3. Конфискации и переделы имущества
       
        Наживать добро руками частников гораздо эффективнее, нежели полагаться на усердие и честность управляющих казёнными предприятиями. Периодически государство позволяет некоторым людям и целым социальным слоям сколотить состояние, чтобы потом его отобрать. Этот обычай практиковался в средневековой Европе, а в России он до сих пор существует неизменно. Экономические экспроприации неожиданны для сравнительно молодых поколений, которые не задумывались над историей своего отечества и преждевременно уверовали в необратимый прогресс правового государства. Однако элементарный здравый смысл подсказывает: если так было всегда, значит, это может случиться завтра.

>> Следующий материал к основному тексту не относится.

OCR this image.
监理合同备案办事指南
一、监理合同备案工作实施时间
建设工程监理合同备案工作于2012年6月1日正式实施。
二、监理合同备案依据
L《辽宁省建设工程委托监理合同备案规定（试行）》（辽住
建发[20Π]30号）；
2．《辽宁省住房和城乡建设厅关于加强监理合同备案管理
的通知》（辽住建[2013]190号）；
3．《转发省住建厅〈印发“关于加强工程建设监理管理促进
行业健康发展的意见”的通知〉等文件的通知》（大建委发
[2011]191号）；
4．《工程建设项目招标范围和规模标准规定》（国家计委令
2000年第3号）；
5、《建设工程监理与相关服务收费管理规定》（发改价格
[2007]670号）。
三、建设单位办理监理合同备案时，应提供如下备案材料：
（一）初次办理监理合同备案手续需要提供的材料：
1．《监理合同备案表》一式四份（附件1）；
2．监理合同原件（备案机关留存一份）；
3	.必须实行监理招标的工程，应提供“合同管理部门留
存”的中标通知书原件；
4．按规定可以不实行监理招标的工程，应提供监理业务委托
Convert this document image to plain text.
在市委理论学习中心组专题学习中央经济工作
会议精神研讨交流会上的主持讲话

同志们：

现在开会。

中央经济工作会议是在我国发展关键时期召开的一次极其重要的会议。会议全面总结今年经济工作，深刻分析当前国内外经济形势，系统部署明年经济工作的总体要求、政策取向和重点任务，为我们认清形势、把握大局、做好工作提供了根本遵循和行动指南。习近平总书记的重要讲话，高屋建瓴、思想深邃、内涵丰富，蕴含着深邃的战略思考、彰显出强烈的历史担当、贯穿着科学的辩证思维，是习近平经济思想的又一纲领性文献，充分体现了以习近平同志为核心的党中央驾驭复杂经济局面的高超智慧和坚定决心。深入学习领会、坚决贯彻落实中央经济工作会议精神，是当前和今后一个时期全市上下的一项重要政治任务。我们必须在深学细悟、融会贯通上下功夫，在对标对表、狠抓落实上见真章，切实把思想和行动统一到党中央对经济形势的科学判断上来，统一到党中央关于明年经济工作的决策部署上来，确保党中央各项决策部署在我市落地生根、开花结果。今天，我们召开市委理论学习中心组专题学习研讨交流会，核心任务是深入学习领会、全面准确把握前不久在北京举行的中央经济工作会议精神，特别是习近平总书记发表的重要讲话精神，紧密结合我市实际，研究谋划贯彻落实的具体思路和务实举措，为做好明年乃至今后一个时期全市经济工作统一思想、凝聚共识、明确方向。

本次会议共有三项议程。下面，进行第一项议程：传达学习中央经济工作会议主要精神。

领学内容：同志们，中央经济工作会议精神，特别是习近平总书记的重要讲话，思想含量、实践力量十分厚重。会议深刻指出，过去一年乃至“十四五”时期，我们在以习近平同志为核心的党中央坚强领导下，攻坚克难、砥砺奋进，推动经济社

        Иван Грозный отбирал вотчины у бояр. При Екатерине II были секуляризованы земли церкви, но после власти не препятствовали расширению церковных владений. Большевики национализировали собственность землевладельцев и фабрикантов, но при нэпе разрешили мелкие частные предприятия, чтобы потом их конфисковать. Крестьянам позволили нажить добро, а потом раскулачили. После Второй мировой войны сбережения конфисковывали при помощи денежных реформ и инфляции. Постсоветский этап экономической трансформации начался с гиперинфляции, с обмана ваучерами и финансовыми пирамидами. Финансовый обвал в августе 1998 г.  –  очередной, но не последний акт затянувшейся «революции богатых против бедных». Анонимно и неявно обирать миллионы нищих – более эффективный способ обогащения, нежели открыто отнимать у горстки богачей. В этом видится отличие 1992 г. от 1918-го, «прогресс» экспроприационной экономики, многому научившейся за советское время. И сегодня вся частная собственность не застрахована от национализации и деприватизации. Это заметно по тому, с какой жадностью государство присваивает контрольные пакеты акций различных предприятий.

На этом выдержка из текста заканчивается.